Benjamin Franklin was right when he said the only two certainties in life were ‘death and taxes’. And when it comes to Inheritance Tax, the two things collide.

But why should the taxman take some of your assets when you die – especially since you have probably already paid income tax on the money earned to buy them and Capital Gains Tax on any profits. While it’s more difficult to eliminate completely than it used to be, there are ways to reduce the amount of Inheritance Tax you have to pay.

Leaving a Legacy

It can be unnerving to picture the world after you’re gone. No one wants to leave their loved ones behind. But there are certain steps you can take to help ensure they are looked after.

A lasting legacy is an achievable goal. But without proper planning your family could lose up to 40% of their inheritance through taxation. In the past Inheritance Tax (IHT) planning was simpler. However changes to tax rules mean structures like trusts now carry more tax risks and costs for the majority of people.
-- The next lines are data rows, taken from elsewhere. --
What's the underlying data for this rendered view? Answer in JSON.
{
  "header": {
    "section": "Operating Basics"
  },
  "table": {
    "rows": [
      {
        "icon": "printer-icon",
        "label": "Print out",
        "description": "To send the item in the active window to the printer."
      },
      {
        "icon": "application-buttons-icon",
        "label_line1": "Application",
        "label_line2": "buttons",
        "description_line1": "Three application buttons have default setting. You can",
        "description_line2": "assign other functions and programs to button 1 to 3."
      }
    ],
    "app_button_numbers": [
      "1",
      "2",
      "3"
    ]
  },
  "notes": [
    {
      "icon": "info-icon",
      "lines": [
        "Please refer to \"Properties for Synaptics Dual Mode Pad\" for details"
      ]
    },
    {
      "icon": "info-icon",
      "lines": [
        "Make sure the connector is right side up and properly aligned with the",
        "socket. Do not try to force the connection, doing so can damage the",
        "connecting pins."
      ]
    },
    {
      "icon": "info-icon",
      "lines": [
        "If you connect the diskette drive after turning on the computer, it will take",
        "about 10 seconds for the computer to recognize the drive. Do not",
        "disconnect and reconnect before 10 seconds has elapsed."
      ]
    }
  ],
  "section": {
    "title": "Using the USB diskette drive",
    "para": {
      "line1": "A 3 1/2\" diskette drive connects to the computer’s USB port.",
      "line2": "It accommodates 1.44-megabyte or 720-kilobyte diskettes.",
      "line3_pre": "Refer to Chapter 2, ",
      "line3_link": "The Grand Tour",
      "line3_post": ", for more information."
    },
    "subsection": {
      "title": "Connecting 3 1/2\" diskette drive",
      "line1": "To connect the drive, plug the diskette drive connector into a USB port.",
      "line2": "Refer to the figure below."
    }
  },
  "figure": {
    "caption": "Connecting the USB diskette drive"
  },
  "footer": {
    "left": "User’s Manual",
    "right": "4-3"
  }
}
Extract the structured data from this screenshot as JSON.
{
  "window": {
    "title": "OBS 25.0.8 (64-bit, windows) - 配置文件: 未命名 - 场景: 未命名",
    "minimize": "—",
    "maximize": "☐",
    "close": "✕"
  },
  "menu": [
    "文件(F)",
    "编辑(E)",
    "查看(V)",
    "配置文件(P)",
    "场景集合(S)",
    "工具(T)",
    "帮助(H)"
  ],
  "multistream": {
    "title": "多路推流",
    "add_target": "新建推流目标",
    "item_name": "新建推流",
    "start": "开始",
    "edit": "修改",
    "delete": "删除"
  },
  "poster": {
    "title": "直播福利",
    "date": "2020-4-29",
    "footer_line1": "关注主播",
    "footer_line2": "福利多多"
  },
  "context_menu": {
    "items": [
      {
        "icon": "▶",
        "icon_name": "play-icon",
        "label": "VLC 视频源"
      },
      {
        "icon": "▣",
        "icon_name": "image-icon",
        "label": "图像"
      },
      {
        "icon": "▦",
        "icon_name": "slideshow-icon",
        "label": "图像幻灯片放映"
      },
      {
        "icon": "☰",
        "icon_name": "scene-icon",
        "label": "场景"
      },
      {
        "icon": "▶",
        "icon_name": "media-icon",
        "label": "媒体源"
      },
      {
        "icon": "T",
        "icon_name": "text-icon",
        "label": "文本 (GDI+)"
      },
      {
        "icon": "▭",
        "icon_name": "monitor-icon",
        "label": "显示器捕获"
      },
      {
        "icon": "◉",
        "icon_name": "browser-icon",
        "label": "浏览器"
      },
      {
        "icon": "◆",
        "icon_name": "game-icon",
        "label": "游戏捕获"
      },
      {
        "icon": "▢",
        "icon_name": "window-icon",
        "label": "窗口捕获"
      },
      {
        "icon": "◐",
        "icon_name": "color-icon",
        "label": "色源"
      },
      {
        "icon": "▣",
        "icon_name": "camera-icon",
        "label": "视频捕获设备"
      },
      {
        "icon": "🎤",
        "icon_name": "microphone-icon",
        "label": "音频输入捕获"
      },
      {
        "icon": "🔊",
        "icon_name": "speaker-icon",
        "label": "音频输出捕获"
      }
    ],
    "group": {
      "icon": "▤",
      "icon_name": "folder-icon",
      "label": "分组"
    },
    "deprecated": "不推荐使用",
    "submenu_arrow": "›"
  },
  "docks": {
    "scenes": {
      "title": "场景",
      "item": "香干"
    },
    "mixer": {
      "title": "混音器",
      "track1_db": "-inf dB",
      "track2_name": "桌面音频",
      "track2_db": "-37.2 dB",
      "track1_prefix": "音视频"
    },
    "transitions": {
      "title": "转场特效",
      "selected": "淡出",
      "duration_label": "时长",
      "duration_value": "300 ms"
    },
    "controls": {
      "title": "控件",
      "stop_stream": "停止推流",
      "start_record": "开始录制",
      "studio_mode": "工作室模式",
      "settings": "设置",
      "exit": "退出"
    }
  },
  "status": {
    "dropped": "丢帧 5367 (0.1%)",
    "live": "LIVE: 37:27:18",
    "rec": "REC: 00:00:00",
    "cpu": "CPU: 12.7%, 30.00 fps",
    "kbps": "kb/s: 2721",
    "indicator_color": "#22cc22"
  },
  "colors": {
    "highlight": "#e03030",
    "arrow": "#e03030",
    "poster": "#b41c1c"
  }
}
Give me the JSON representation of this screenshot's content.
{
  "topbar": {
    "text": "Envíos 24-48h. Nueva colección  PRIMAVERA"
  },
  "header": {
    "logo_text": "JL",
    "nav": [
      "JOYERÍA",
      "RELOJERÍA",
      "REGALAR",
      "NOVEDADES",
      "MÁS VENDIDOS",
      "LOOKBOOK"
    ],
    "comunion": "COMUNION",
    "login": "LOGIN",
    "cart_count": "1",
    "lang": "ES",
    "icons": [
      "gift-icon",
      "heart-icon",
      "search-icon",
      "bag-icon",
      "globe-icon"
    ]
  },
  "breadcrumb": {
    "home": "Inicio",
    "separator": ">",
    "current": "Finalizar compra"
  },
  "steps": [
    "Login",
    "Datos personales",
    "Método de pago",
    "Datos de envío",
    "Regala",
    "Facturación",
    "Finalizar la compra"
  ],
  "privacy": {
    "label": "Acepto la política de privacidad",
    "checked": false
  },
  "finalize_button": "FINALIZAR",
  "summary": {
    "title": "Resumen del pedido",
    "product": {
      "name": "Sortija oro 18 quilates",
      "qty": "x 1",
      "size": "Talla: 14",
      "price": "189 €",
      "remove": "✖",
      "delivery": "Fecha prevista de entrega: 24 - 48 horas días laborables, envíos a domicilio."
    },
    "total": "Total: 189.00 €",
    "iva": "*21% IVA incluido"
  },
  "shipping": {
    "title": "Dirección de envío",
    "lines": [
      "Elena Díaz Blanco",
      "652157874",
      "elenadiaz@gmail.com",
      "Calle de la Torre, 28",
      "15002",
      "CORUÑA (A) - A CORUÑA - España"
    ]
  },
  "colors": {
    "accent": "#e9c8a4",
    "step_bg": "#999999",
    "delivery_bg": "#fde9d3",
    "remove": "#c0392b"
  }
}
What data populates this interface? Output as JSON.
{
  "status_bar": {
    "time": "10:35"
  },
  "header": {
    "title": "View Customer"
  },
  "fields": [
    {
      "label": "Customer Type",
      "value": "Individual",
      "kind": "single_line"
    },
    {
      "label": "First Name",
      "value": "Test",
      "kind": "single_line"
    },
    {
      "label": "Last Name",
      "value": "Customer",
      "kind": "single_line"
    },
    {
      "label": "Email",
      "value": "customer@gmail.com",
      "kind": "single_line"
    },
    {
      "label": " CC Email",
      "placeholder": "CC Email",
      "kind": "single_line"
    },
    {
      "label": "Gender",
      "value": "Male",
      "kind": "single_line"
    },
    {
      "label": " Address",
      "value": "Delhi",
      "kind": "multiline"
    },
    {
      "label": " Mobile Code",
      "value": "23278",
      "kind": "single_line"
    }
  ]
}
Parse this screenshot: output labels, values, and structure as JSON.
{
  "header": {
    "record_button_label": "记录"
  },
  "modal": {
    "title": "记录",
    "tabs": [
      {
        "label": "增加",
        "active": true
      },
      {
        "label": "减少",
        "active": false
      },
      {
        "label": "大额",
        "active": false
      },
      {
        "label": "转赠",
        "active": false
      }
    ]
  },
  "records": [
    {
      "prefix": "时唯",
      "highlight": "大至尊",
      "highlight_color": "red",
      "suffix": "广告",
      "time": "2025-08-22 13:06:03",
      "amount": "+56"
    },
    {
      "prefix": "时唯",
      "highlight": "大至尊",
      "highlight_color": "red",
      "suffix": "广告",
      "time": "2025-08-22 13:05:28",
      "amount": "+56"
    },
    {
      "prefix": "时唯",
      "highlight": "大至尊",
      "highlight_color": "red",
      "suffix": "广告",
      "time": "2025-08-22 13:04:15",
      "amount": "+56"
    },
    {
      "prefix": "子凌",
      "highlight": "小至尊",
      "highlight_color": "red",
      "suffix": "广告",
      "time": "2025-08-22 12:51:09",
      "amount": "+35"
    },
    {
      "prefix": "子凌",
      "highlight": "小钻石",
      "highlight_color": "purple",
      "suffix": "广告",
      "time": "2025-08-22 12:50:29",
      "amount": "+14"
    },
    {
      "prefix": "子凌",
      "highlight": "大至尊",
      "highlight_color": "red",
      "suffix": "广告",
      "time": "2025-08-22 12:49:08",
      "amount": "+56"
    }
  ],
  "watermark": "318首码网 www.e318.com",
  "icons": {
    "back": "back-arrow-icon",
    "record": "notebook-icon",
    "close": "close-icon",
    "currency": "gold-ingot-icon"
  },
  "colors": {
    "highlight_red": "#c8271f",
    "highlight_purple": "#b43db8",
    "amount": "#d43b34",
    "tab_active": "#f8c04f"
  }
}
However they continue to play a role in many of our clients’ family’s financial futures.

How will my investments and pension be affected by Inheritance tax?

We can help you to reduce the amount of IHT that would otherwise be payable by developing a bespoke strategy just for you using tools such as lifetime gifts, trusts, investing in tax-efficient share schemes, life insurance policies, and ensuring we use all available reliefs and exemptions.

How much of my wealth can I afford to gift away?

Financial planning and cash flow forecasting can help you understand how much of your wealth you can afford to gift now. It’s important to take into account your current lifestyle and ensure you have enough for your future.